If I’m being totally honest, I don’t remember much. It’s the one giant gap in my memory: a black hole of nothing at all. Somehow I ended up in London, where I had the Mother of All Meltdowns: one that lasted nearly six entire months. I have a faint recollection that I may have started and then quit smoking. I ate a lot of Wagon Wheels. Eventually, I emerged, got a job in public relations and moved in with some strangers. Then I got another job in public relations and moved in with some more strangers. And I did that a few more times until I ended up here.

In Greek mythology terms, I’m less a heroine or goddess and more the unnamed herald who comes on for thirty seconds, blows a trumpet and walks off again.

“Wait.” I stare at my sister. “What did you do with all my stuff?”

It has only just hit me that Artemis kept our family home in Cambridge: I’d assumed she’d exchanged it for three magic beans and a gerbil.

“I put it all in boxes.” Art grins, standing up. “Although I reckon there’s a statue of limitations on how many years someone has to store shit for you when you live in another part of the country.”

“Statute,” I say automatically.

“What?”

“It’s a statute of limitations, Artemis. Not a statue.”

“Really? Are you sure?” Artemis signals for another drink, even though I’m pretty sure there isn’t table service. “That doesn’t seem right. There should be a statue of limitations too. Like, a naked woman crouching under a glass ceiling with a man balanced on top—how poetic would that be?”

I can’t quite believe my home is still there. The garden, the stream, the oak trees; the specific clunking of the radiator; the cupboard I used to hide in when the world got too big. Flickering memories of Mum and Dad, listening to the radio, yelling up the stairs for dinner, arguing over who didn’t lock the front gate. Gone but still there, unchanged and unchanging. My home is the same as it always was, a constant, and there’s a sudden, overwhelming tugging sensation under my ribs.
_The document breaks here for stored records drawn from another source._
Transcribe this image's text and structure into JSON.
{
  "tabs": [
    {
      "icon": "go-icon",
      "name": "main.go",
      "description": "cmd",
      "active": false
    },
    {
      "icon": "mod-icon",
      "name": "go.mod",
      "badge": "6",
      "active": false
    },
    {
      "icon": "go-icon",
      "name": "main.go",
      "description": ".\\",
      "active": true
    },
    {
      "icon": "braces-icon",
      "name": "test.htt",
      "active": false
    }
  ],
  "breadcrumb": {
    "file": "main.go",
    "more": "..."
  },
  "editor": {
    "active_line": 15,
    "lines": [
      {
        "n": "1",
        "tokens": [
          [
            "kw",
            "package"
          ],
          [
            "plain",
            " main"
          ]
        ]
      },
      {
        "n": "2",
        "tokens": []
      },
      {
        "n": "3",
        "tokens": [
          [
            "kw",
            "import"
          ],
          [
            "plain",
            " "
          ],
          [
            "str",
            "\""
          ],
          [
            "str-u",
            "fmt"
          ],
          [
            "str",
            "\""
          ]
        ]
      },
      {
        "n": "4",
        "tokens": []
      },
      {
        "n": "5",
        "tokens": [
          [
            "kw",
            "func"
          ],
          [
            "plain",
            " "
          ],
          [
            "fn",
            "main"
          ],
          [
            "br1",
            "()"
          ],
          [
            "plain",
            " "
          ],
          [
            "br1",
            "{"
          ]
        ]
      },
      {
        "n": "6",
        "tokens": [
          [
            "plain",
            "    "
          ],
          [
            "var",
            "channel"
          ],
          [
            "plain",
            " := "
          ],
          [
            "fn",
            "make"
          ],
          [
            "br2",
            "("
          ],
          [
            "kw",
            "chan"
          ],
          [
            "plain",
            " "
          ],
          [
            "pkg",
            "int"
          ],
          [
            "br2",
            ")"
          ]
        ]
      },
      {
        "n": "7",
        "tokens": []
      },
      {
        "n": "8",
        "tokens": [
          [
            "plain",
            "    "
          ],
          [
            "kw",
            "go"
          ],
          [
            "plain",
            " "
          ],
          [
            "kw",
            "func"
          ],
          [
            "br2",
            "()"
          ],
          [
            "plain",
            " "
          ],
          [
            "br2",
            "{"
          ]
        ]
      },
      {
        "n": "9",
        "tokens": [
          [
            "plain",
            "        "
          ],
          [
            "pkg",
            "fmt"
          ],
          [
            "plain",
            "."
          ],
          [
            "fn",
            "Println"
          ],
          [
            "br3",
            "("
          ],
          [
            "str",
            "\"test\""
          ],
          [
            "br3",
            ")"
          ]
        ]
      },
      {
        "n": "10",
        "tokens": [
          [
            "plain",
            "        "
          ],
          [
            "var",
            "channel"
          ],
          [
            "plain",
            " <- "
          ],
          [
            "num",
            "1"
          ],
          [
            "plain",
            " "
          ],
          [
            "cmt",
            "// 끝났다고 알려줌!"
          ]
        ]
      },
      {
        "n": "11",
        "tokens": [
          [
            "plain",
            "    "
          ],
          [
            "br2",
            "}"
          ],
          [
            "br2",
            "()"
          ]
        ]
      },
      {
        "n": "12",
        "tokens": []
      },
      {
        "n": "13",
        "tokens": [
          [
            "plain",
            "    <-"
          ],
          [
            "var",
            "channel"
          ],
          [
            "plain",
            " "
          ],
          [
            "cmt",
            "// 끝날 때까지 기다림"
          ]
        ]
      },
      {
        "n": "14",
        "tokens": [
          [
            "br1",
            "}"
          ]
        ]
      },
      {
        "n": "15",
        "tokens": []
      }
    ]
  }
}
“My bedroom.” I look up with a pulse of alarm. “You didn’t let strangers sleep in it, Artemis. Not in my bed.”

“No, I turned the entire thing into a giant Cassandra shrine.” She sits down and smiles sweetly up at the barman, who has inexplicably brought us more drinks. “I painted a life-size portrait of you on the walls and set up candles, and every day at 3:00 p.m. I would ring a bell and call your name, and whoever was in the house would come upstairs and pray to it with me. Sometimes we sang. Sometimes we cried. It was beautiful.”